Data released for the first quarter of the current fiscal
year showed that the fiscal deficit stood at Rs 42198 crore
($8.98 billion) or 36.3 per cent of the target 2001-02.
Vasudev said Sinha’s plans to increase public expenditure
to reverse the economic slowdown would not involve extra spending
over what has already been allocated in the federal budget.
“So there is not so much direct budgetary expenditure in that
sense the plan outlay of the sectors comprise budgetary support
and internal resources,” he said.
Vasudev said the government was hopeful that stepped up spending
on roads, ports and the power and petroleum sectors would
yield results and enable it to reverse the demand slowdown.

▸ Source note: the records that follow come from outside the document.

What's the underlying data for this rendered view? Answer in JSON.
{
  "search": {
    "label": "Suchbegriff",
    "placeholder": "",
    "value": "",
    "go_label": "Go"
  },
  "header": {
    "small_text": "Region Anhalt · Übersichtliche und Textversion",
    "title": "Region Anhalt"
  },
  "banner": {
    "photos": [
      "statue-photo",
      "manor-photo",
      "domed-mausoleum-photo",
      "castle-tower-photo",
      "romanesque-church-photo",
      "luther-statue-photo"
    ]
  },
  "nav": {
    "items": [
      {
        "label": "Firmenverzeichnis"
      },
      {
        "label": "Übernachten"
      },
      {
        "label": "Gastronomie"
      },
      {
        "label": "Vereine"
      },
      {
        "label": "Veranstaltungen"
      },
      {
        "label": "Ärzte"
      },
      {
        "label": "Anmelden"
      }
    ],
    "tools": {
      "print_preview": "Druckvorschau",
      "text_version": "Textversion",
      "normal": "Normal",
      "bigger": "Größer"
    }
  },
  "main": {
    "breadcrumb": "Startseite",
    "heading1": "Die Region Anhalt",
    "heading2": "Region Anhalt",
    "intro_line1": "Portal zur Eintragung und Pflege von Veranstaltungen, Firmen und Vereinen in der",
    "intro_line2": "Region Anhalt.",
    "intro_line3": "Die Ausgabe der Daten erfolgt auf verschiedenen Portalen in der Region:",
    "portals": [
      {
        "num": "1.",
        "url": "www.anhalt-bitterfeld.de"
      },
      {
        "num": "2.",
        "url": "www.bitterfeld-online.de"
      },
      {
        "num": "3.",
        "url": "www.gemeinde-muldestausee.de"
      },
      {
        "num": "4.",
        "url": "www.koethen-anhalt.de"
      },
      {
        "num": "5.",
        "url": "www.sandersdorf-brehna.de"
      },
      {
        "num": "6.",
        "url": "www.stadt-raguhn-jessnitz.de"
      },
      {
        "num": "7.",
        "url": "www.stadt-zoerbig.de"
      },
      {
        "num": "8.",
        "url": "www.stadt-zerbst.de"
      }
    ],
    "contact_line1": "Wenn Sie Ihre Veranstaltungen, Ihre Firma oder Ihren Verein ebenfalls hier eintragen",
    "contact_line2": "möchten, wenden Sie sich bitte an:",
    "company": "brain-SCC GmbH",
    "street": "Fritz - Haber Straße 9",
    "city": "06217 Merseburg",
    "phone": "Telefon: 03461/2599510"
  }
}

Several state-run firms in the power, telecoms and petroleum
sector have lined up their investment plans which would be
funded through budget allocations and internal resources of
the firms.
“Public investment does not mean that it has to come from
the budget directly. The reserves with them (state firms)
is very much part of public investments,” Vasudev added.
Vasudev said it was too early to say whether the government
would overshoot its borrowing target for the fiscal year.
“It is too early to say in the overall sense whether there
will be any slippage, whether we will be able to contain that
slippage by making some corrections internally,” he said.